3.5. Cytocompatibility and Dose-Dependent Cellular Response

The cytocompatibility results (Figure 5a) demonstrate that PG0 and PG1 preserve high cell viability (>90%) for 72 h, while PG2 shows a moderate but significantly decreased (~75%) cell viability. These results are confirmed by live/dead imaging (Figure 5b), with more dead cells at higher DEX concentration.
This trend is analogous to the well-characterised dose-dependent biological response to glucocorticoids, in which low concentrations induce anti-inflammatory effects without impairing cell proliferation, whereas higher concentrations can result in cytotoxicity. It is important to mention that all samples are above the ISO cytotoxicity threshold, confirming an overall biocompatibility [29].
These findings point to a critical trade-off: higher drug loading improves therapeutic efficacy but narrows the cytocompatibility window, implying that optimised dosing is preferred over maximal loading.
PG1 maintains a high level of cytocompatibility similar to control, while PG2 shows a moderate decrease owing to higher drug loading. Data are represented as mean ± SD (n ≥ 3).

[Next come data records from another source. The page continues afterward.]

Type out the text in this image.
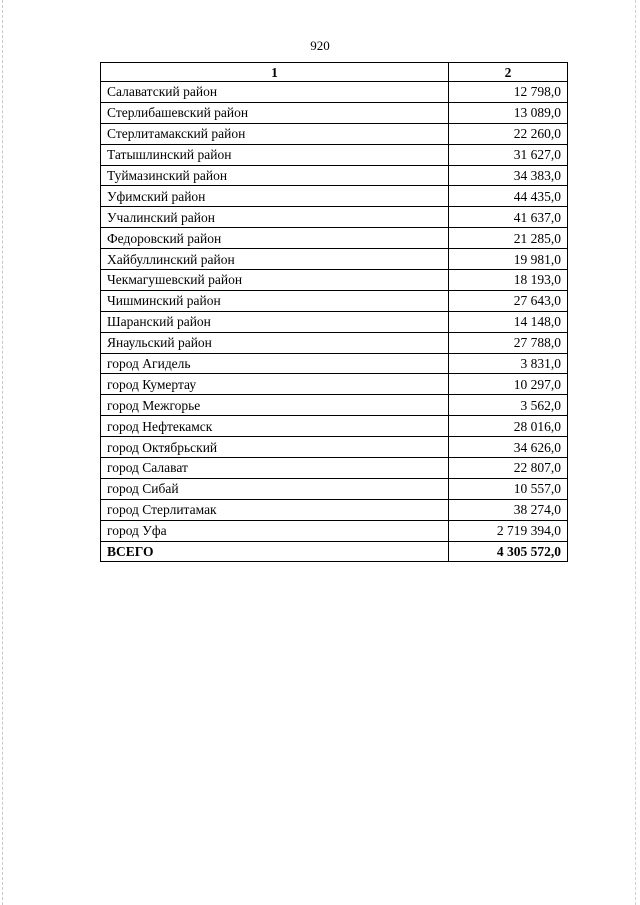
920
1	2
Салаватский район	12 798,0
Стерлибашевский район	13 089,0
Стерлитамакский район	22 260,0
Татышлинский район	31 627,0
Туймазинский район	34 383,0
Уфимский район	44 435,0
Учалинский район	41 637,0
Федоровский район	21 285,0
Хайбуллинский район	19 981,0
Чекмагушевский район	18 193,0
Чишминский район	27 643,0
Шаранский район	14 148,0
Янаульский район	27 788,0
город Агидель	3 831,0
город Кумертау	10 297,0
город Межгорье	3 562,0
город Нефтекамск	28 016,0
город Октябрьский	34 626,0
город Салават	22 807,0
город Сибай	10 557,0
город Стерлитамак	38 274,0
город Уфа	2 719 394,0
ВСЕГО	4 305 572,0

3.6. Cell Adhesion and Cytoskeletal Adaptation

Fluorescence images of fibroblasts attaching and spreading well on PG0 and PG1 nanofibres show well-defined actin networks and organised nuclei. The mild rounding with respect to planar controls indicates an adaptation to the three-dimensional fibrous architecture, providing topographical cues rather than flat substrates.
Cell adhesion and cytoskeletal organisation are not affected by the presence of 1 wt% DEX, which shows that the polymer matrix retains its biointeractive function after drug loading. This is very important for wound-healing application, where interaction of scaffold with cell plays a crucial role in tissue regeneration [30]. Cellular adhesion and cytoskeletal organisation on nanofibre mats are shown in Figure 6.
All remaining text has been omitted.